Dental health: Cloves have antimicrobial properties that can help prevent tooth decay, gum disease, and bad breath. Clove oil is often used by dentists to treat dental problems.

Pain relief: The eugenol in cloves has analgesic (pain-relieving) properties that can help alleviate toothaches, headaches, and other types of pain. Clove oil can be applied topically to the skin for pain relief.

Anti-inflammatory: Cloves have anti-inflammatory properties that can help reduce swelling, inflammation, and pain associated with conditions like arthritis and other inflammatory disorders.

Digestive health: Cloves can aid digestion by stimulating the secretion of digestive enzymes.
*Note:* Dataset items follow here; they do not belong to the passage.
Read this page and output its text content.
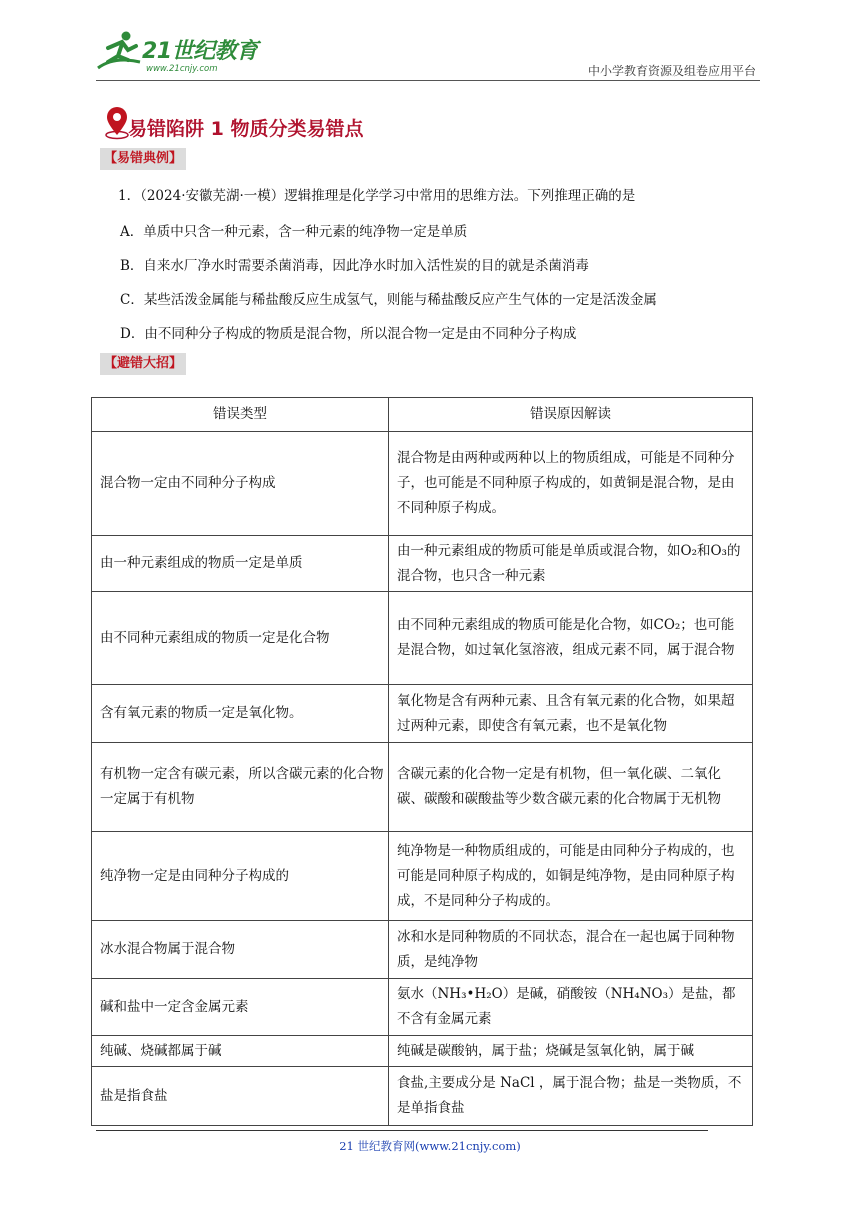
21世纪教育
www.21cnjy.com	中小学教育资源及组卷应用平台
易错陷阱 1 物质分类易错点
【易错典例】
1．（2024·安徽芜湖·一模）逻辑推理是化学学习中常用的思维方法。下列推理正确的是
A．单质中只含一种元素，含一种元素的纯净物一定是单质
B．自来水厂净水时需要杀菌消毒，因此净水时加入活性炭的目的就是杀菌消毒
C．某些活泼金属能与稀盐酸反应生成氢气，则能与稀盐酸反应产生气体的一定是活泼金属
D．由不同种分子构成的物质是混合物，所以混合物一定是由不同种分子构成
【避错大招】
错误类型	错误原因解读
混合物一定由不同种分子构成	混合物是由两种或两种以上的物质组成，可能是不同种分子，也可能是不同种原子构成的，如黄铜是混合物，是由不同种原子构成。
由一种元素组成的物质一定是单质	由一种元素组成的物质可能是单质或混合物，如O₂和O₃的混合物，也只含一种元素
由不同种元素组成的物质一定是化合物	由不同种元素组成的物质可能是化合物，如CO₂；也可能是混合物，如过氧化氢溶液，组成元素不同，属于混合物
含有氧元素的物质一定是氧化物。	氧化物是含有两种元素、且含有氧元素的化合物，如果超过两种元素，即使含有氧元素，也不是氧化物
有机物一定含有碳元素，所以含碳元素的化合物一定属于有机物	含碳元素的化合物一定是有机物，但一氧化碳、二氧化碳、碳酸和碳酸盐等少数含碳元素的化合物属于无机物
纯净物一定是由同种分子构成的	纯净物是一种物质组成的，可能是由同种分子构成的，也可能是同种原子构成的，如铜是纯净物，是由同种原子构成，不是同种分子构成的。
冰水混合物属于混合物	冰和水是同种物质的不同状态，混合在一起也属于同种物质，是纯净物
碱和盐中一定含金属元素	氨水（NH₃•H₂O）是碱，硝酸铵（NH₄NO₃）是盐，都不含有金属元素
纯碱、烧碱都属于碱	纯碱是碳酸钠，属于盐；烧碱是氢氧化钠，属于碱
盐是指食盐	食盐,主要成分是 NaCl ，属于混合物；盐是一类物质，不是单指食盐
21 世纪教育网(www.21cnjy.com)
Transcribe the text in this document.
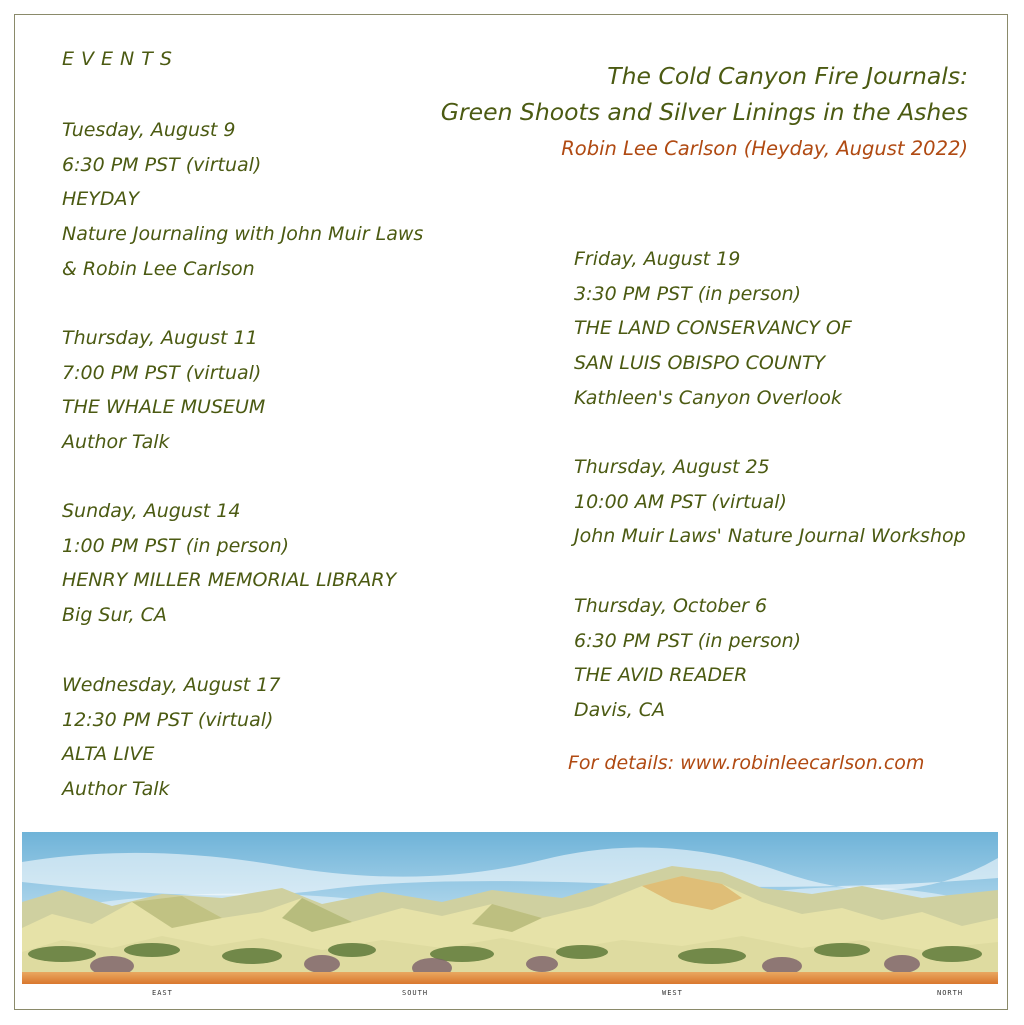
EVENTS
The Cold Canyon Fire Journals:
Green Shoots and Silver Linings in the Ashes
Robin Lee Carlson (Heyday, August 2022)
Tuesday, August 9
6:30 PM PST (virtual)
HEYDAY
Nature Journaling with John Muir Laws
& Robin Lee Carlson
Thursday, August 11
7:00 PM PST (virtual)
THE WHALE MUSEUM
Author Talk
Sunday, August 14
1:00 PM PST (in person)
HENRY MILLER MEMORIAL LIBRARY
Big Sur, CA
Wednesday, August 17
12:30 PM PST (virtual)
ALTA LIVE
Author Talk
Friday, August 19
3:30 PM PST (in person)
THE LAND CONSERVANCY OF
SAN LUIS OBISPO COUNTY
Kathleen's Canyon Overlook
Thursday, August 25
10:00 AM PST (virtual)
John Muir Laws' Nature Journal Workshop
Thursday, October 6
6:30 PM PST (in person)
THE AVID READER
Davis, CA
For details: www.robinleecarlson.com
EAST	SOUTH	WEST	NORTH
They can also help relieve gas, bloating, and indigestion.

Respiratory health: Cloves have expectorant properties that can help loosen phlegm and mucus in the respiratory system. They can also help alleviate coughs and other respiratory problems.

Blood sugar control: Cloves may help regulate blood sugar levels by improving insulin sensitivity and glucose uptake in cells. This can be beneficial for people with diabetes.
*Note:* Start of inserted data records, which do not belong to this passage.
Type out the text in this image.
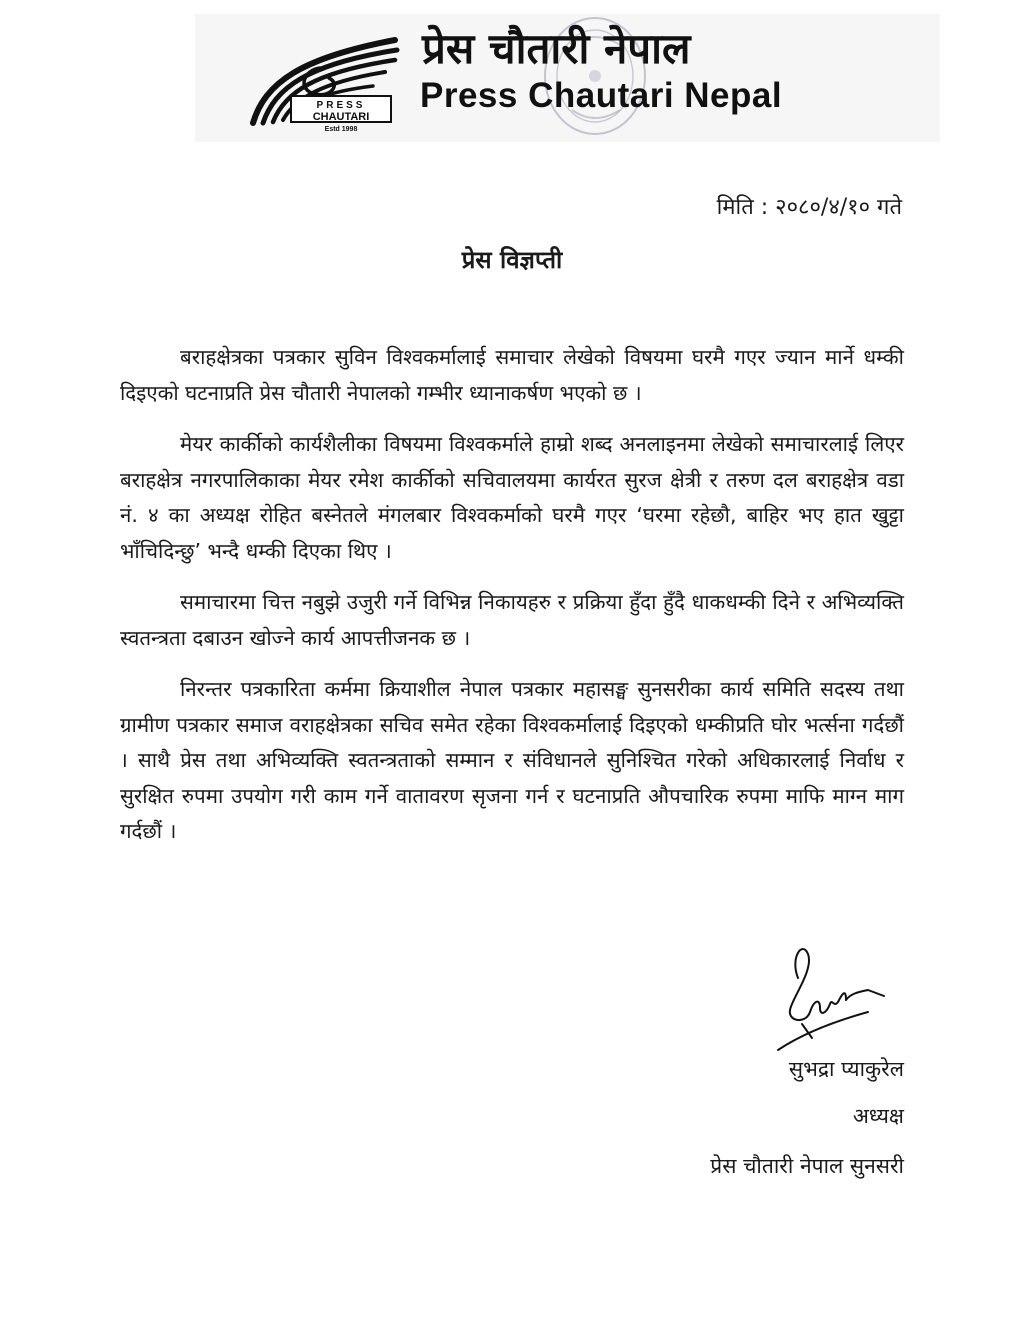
PRESS
CHAUTARI
Estd 1998
प्रेस चौतारी नेपाल
Press Chautari Nepal
मिति : २०८०/४/१० गते
प्रेस विज्ञप्ती

बराहक्षेत्रका पत्रकार सुविन विश्वकर्मालाई समाचार लेखेको विषयमा घरमै गएर ज्यान मार्ने धम्की दिइएको घटनाप्रति प्रेस चौतारी नेपालको गम्भीर ध्यानाकर्षण भएको छ ।

मेयर कार्कीको कार्यशैलीका विषयमा विश्वकर्माले हाम्रो शब्द अनलाइनमा लेखेको समाचारलाई लिएर बराहक्षेत्र नगरपालिकाका मेयर रमेश कार्कीको सचिवालयमा कार्यरत सुरज क्षेत्री र तरुण दल बराहक्षेत्र वडा नं. ४ का अध्यक्ष रोहित बस्नेतले मंगलबार विश्वकर्माको घरमै गएर ‘घरमा रहेछौ, बाहिर भए हात खुट्टा भाँचिदिन्छु’ भन्दै धम्की दिएका थिए ।

समाचारमा चित्त नबुझे उजुरी गर्ने विभिन्न निकायहरु र प्रक्रिया हुँदा हुँदै धाकधम्की दिने र अभिव्यक्ति स्वतन्त्रता दबाउन खोज्ने कार्य आपत्तीजनक छ ।

निरन्तर पत्रकारिता कर्ममा क्रियाशील नेपाल पत्रकार महासङ्घ सुनसरीका कार्य समिति सदस्य तथा ग्रामीण पत्रकार समाज वराहक्षेत्रका सचिव समेत रहेका विश्वकर्मालाई दिइएको धम्कीप्रति घोर भर्त्सना गर्दछौं । साथै प्रेस तथा अभिव्यक्ति स्वतन्त्रताको सम्मान र संविधानले सुनिश्चित गरेको अधिकारलाई निर्वाध र सुरक्षित रुपमा उपयोग गरी काम गर्ने वातावरण सृजना गर्न र घटनाप्रति औपचारिक रुपमा माफि माग्न माग गर्दछौं ।

सुभद्रा प्याकुरेल
अध्यक्ष
प्रेस चौतारी नेपाल सुनसरी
Immune system support: Cloves have antioxidant properties that can help protect the body against oxidative stress and free radicals. They can also help strengthen the immune system.

Cardiovascular health: Cloves may help improve cardiovascular health by reducing blood pressure, cholesterol levels, and inflammation.
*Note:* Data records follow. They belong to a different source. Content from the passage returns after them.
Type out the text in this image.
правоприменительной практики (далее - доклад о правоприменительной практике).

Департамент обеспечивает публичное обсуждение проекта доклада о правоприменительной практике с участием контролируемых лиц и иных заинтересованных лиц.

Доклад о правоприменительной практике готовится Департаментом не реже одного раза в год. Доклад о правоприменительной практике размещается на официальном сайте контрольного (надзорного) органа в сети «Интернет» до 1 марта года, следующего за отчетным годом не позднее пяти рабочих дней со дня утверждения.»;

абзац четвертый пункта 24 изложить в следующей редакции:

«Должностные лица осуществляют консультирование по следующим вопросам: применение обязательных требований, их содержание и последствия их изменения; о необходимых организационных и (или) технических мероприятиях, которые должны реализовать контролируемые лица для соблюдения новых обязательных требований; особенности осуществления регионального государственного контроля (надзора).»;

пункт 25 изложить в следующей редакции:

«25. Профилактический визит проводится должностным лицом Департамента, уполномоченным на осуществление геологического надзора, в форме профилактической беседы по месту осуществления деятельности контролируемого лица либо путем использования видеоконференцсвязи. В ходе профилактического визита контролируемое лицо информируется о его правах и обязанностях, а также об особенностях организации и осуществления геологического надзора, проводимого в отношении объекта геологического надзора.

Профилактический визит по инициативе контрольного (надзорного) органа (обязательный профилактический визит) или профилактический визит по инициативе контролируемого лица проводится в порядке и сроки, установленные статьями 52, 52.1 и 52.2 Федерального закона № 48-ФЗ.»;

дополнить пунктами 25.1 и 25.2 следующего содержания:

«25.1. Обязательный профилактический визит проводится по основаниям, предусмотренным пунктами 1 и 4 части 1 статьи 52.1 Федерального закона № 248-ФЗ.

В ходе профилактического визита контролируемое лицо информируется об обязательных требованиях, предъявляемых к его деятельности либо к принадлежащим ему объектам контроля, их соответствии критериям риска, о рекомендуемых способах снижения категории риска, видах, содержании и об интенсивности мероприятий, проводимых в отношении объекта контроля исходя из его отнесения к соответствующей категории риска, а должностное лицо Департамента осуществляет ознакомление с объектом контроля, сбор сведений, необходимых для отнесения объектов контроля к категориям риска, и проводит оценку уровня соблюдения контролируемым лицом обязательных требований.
Skin health: Cloves have antiseptic properties that can help treat skin infections and wounds. They can also help reduce acne and other skin problems.

Cancer prevention: Cloves contain compounds that may have anticancer properties and can help prevent the growth and spread of cancer cells.

  • Choose whole cloves instead of ground cloves, as they retain their flavor and aroma better.
  • Look for cloves that are plump and firm, with a rich, reddish-brown color.
  • Avoid cloves that are soft, moldy, or have a dull color.
  • Store cloves in an airtight container in a cool, dry place away from sunlight.
  • Ground cloves have a shorter shelf life than whole cloves, so use them within six months of purchase.
  • Whole cloves can be stored for up to a year if stored properly.
  • To check if your cloves are still fresh, crush one between your fingers and smell it. If the aroma is strong and pungent, the cloves are still good. If they don’t have much of a smell, they may have lost their flavor.

Clove Recipes


3 cups water

3 black tea bags

1-inch ginger, sliced

4-5 cloves

4-5 green cardamom pods

1 cinnamon stick

1/2 cup milk

Sugar, to taste



  • In a saucepan, bring water to a boil.
  • Add ginger, cloves, cardamom pods, and cinnamon stick to the water.
  • Reduce heat and simmer for 5-10 minutes.
  • Add tea bags and simmer for another 3-4 minutes.
  • Add milk and sugar, and simmer for another 2-3 minutes.
  • Strain the tea and serve hot.


2 cups cooked chickpeas (or 1 can)

1 large onion, chopped

2-3 garlic cloves, minced

1-inch piece of ginger, grated

2-3 cloves

1 cinnamon stick

1 bay leaf

1 tsp cumin seeds

1 tsp coriander powder

1 tsp garam masala

1/2 tsp turmeric powder

1/2 tsp red chili powder (optional)

1 cup chopped tomatoes

1/4 cup chopped cilantro

Salt, to taste

Oil, for cooking


  • Heat oil in a pan and add the cloves, cinnamon, and bay leaf. Saute for a few seconds until fragrant.
  • Add the cumin seeds and let them splutter. Then add the onions and saute until they turn golden brown.
  • Add the garlic and ginger and saute for a minute until fragrant.
  • Add the coriander powder, garam masala, turmeric, and red chili powder (if using) and saute for a minute until fragrant.
  • Add the chopped tomatoes and salt and cook for 5-7 minutes until the tomatoes turn mushy and the oil separates from the sides.
  • Add the cooked chickpeas and mix well. Add water as needed to adjust the consistency of the curry.
  • Simmer the curry for 10-15 minutes until the chickpeas are cooked through and the flavors have blended well.
  • Garnish with chopped cilantro and serve hot with rice or naan.